Basel finds this all encompassing warmth and closeness both grounding and stifling and keeps a bachelor apartment in a nearby town where he teaches physical education and develops tennis programs. He is both a village boy and an adventurer, thinking of buying land in Al Maghar, yet wanting to travel, study guitar, avoiding “the prison” of marriage and children. Fluent in Arabic and Hebrew, he Is at once very identified as an Israeli, could easily “pass,” served in the IDF for a year, but went to prison after refusing to serve in the Occupied Territories. The following day he reverently takes us to the tomb of the Druze prophet Shueib, a mosque with rows of graceful arches and an elegant garden where sweet water pours from the mountains. At the same time he mentions, “Jewish villages look better, more money more services.” He talks about recent news that orthodox rabbis have announced that Jews should not sell to Arabs, or even speak to Arabs. He mentions that the separation of towns “is not comfortable,” that sometimes the Israeli government does not allow Arabs to build on their own lands because they build horizontally rather than vertically and thus use too much space.

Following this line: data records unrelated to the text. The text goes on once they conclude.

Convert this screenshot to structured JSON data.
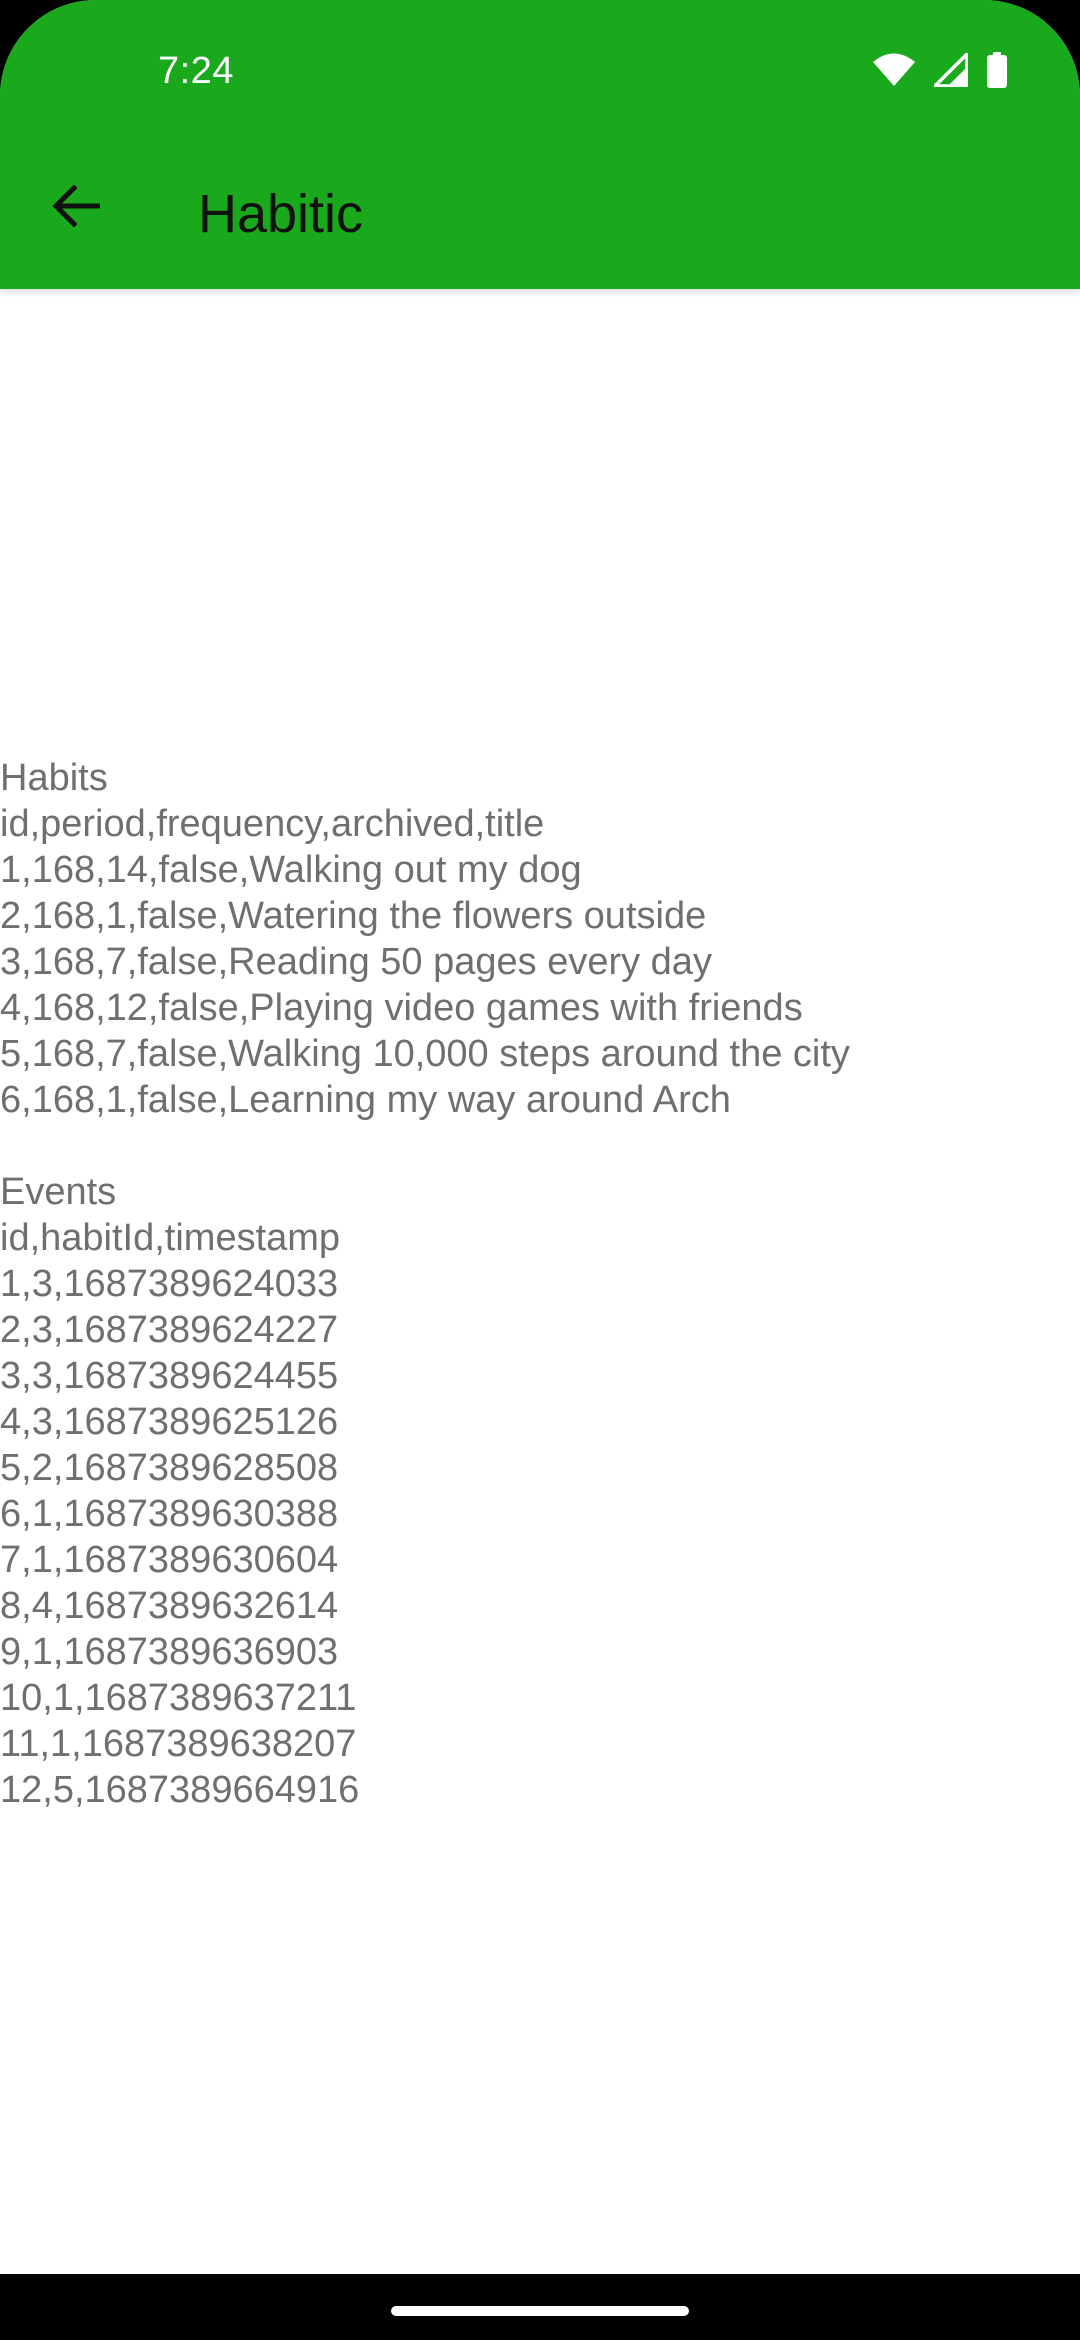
{
  "status_bar": {
    "time": "7:24",
    "icons": [
      "wifi-icon",
      "signal-icon",
      "battery-icon"
    ]
  },
  "app_bar": {
    "title": "Habitic",
    "back_icon": "arrow-back-icon",
    "color": "#1aa91c"
  },
  "export": {
    "habits_heading": "Habits",
    "habits_columns": "id,period,frequency,archived,title",
    "habits_rows": [
      "1,168,14,false,Walking out my dog",
      "2,168,1,false,Watering the flowers outside",
      "3,168,7,false,Reading 50 pages every day",
      "4,168,12,false,Playing video games with friends",
      "5,168,7,false,Walking 10,000 steps around the city",
      "6,168,1,false,Learning my way around Arch"
    ],
    "events_heading": "Events",
    "events_columns": "id,habitId,timestamp",
    "events_rows": [
      "1,3,1687389624033",
      "2,3,1687389624227",
      "3,3,1687389624455",
      "4,3,1687389625126",
      "5,2,1687389628508",
      "6,1,1687389630388",
      "7,1,1687389630604",
      "8,4,1687389632614",
      "9,1,1687389636903",
      "10,1,1687389637211",
      "11,1,1687389638207",
      "12,5,1687389664916"
    ]
  }
}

The following day we drive to a Carmelite Monastery for the stunning views of the valley below and the Dr Seuss-like cactus gardens. On the roof we thread our way through a tour of Arkansas Christian Zionists, singing with a guitar and praying earnestly. There is talk from the Book of Revelations of the end of times, the valley below is where “people from Africa, China, and all over will come because it can support everyone; the top soil is 10 feet deep.” The Southern accents, the absolute beliefs, and the palpable delusional religious passion make me giddy. I keep thinking…. “Two agnostic Jews, a recovering Catholic, and a Druze walk into a monastery….” I can’t figure out the punch line, but one man with a cowboy hat and friendly drawl walks up to me and says, “I’d like to hear the end of that one.”
Basel wants to show us the area of the recent terrible brush fires that resulted in tens of deaths, including a bus filled with prison guards trapped by the flames, and the destruction of acres of forest and houses. The hills of blackened skeletal trees, grey soil washed by the rain, swaths of fiery destruction slashed across the landscape are humbling. If I believed in a wrathful God, I might wonder why the Jewish National Fund forests were burning? What is the price of destroying Palestinian villages and planting hundreds of thousands of non-indigenous pine trees which grow quickly and make excellent tinder in this dry Mediterranean climate? Or perhaps this is the cost of building a massive military infrastructure and ignoring firefighting equipment and personnel. Basel reassures us that the trees will be replanted. I do not think he understands the destructive role of the JNF; after all, he was educated in Israel and that history is not in the textbooks.